Husband’s Alimony Obligations Reduced After Wife’s Income Was Properly Calculated
By Snyder & Sarno on September 21, 2015
After the trial court in Kaller v. Gogan determined that the husband’s alimony payments should be reduced to $175 per week, the wife appealed that decision. The appellate court sent the case back down to the trial court, asking them to explain the math that brought them to that number. The trial court based its decision on its conclusion that the wife made $12,000 in 2011, while the husband made $32,000 that year. Upon reconsideration of those numbers, the trial court further reduced the husband’s alimony to $164 per week. It said that it wanted to balance the incomes of both parties.
When the case came back up to the appellate court, it still could not figure out how the trial court calculated that the wife made $12,000 annually. The trial court then increased the husband’s weekly alimony obligations by three dollars. It noted that it used all of the wife’s paystubs to calculate her income.
After a long delay in the proceedings, the wife’s tax returns became available to calculate her actual 2011 earnings.
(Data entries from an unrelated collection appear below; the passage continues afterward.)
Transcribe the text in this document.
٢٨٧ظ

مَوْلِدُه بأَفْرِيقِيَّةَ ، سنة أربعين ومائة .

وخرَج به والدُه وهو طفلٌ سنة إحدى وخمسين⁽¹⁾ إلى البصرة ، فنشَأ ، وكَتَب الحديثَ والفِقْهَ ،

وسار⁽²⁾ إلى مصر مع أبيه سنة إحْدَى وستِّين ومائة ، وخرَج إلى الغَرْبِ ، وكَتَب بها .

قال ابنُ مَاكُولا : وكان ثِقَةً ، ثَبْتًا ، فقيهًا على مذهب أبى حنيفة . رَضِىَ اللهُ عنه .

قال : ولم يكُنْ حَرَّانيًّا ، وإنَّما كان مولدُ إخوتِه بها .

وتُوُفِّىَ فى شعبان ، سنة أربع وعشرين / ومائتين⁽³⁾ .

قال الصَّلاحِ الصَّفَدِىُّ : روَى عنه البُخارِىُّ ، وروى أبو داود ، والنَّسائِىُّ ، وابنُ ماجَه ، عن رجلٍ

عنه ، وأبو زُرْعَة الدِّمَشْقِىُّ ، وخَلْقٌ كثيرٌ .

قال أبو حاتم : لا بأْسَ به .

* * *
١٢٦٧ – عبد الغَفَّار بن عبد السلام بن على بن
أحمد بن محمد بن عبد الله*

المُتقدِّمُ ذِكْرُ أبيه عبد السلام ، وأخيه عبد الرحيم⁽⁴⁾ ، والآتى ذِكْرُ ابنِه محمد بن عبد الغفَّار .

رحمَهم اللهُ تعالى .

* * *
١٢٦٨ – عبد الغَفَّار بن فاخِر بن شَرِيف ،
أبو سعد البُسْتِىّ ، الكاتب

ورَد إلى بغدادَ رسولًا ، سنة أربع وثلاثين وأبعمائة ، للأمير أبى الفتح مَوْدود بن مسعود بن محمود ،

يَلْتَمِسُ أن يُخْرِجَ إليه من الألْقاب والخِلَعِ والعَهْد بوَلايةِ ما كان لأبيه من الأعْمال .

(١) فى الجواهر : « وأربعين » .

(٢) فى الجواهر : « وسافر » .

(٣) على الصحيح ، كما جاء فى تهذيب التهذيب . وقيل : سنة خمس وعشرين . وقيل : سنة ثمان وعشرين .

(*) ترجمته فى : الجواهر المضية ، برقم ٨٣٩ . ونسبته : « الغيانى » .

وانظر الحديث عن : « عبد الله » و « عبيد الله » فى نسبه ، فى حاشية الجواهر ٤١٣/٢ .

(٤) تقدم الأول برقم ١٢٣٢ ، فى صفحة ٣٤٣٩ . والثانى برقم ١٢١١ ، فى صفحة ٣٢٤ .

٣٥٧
She had nearly $3,500 in private-duty income, which changed the figures needed for the alimony calculations. The trial court still felt that $167 per week was the appropriate alimony.
The husband argued that the trial court did not consider the wife’s short-term disability payments, social security benefits, dividends, and Medicaid benefits in its calculation of her income. Using the trial court’s conclusion that both parties should be put in financial equipoise based on their 2011 earnings, the appellate court agreed with the husband that the wife’s income had been miscalculated. The trial court should have included her disability payments and dividends, the appellate court said. However, her social security and Medicaid payments did not need to be factored in.
This miscalculation was not inconsequential. By including the correct earnings in the wife’s income, the husband’s alimony payments were reduced to $132 per week. The appellate court ordered the trial court to implement an order in accordance with its decision. Since the case had already dragged on for so long, the appellate court attempted to save time and money by not allowing the trial court to change the calculations yet again.